With a voltmeter, check to see which wires are live, that is, which ones have power. The analysis is simple from here, but make sure you note your results on paper. For brevity, I’ll use “Connected” as describing anything to do with the one connected switch, and “Loose” to describe anything to do with the switch you originally disconnected.
If you have two live Connected wires, and one live Loose wire - Main power from the branch circuit is being fed to the connected switch. Now, carefully flip that Connected switch. One of the connected wires you previously identified will go dead, and the other wire will remain live. Additionally, the third wire you originally identified as dead , will now be live. On the Loose end, flipping the Connected switch will cause the one wire that was live to become dead, and one of the other to wires will now become live.
Conclusion: the Connected wire that always remained live regardless of Connected switch position, is the common wire leading to the power source. The Loose wire that never became live is the common wire to the light fixture. If you examine which terminal on the connected switch has the common wire, the same terminal on the Loose switch should also be the common one, unless different brand. Usually, it’s the screw on the side all by itself.

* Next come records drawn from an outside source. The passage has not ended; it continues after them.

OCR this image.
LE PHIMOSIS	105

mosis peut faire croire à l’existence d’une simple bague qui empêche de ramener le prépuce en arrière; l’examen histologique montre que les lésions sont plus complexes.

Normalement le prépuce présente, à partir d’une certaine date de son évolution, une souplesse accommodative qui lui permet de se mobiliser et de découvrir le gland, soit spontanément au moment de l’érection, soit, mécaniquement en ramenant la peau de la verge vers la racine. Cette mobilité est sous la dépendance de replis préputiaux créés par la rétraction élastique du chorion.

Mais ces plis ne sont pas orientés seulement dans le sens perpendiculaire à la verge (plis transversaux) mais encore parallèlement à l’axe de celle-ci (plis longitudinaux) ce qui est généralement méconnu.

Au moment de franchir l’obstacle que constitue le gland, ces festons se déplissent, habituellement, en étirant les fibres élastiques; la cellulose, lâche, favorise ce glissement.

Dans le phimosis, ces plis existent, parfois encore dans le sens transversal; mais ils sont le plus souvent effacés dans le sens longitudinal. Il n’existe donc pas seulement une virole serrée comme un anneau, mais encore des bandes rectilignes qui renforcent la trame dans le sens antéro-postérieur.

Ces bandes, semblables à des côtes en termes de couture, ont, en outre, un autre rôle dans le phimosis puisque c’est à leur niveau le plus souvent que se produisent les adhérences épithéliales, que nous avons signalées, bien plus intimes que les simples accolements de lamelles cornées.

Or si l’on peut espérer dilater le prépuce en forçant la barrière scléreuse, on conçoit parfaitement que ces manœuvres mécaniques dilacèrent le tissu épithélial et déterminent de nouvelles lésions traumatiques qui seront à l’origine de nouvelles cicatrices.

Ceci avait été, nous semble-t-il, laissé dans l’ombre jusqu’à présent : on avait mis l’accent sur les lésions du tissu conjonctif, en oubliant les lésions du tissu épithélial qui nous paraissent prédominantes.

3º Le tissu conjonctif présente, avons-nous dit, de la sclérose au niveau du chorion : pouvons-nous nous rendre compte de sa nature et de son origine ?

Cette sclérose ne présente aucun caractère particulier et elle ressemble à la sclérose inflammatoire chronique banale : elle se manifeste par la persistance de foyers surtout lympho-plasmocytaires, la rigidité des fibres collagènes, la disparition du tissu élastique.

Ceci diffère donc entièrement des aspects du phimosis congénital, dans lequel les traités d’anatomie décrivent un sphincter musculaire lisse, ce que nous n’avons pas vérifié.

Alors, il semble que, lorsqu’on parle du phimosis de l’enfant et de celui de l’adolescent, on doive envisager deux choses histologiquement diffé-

If you have one live Loose wire, and no other live wires – Conclusion: the Loose live wire is the common wire leading back to the power source. From there, you should be able to find the common terminal on the Loose switch, and be back in business.
Now that you know the common wires, you may be able to get your X-10 module working properly. As an FYI, my home has the predecessor to X-10, General Electric’s Remote control, Low-voltage switching system. Built in 1954, my system employs relays, and has lights and outlets controlled by as many as 6 switches located all over the house. The only drawback is that it is not wireless.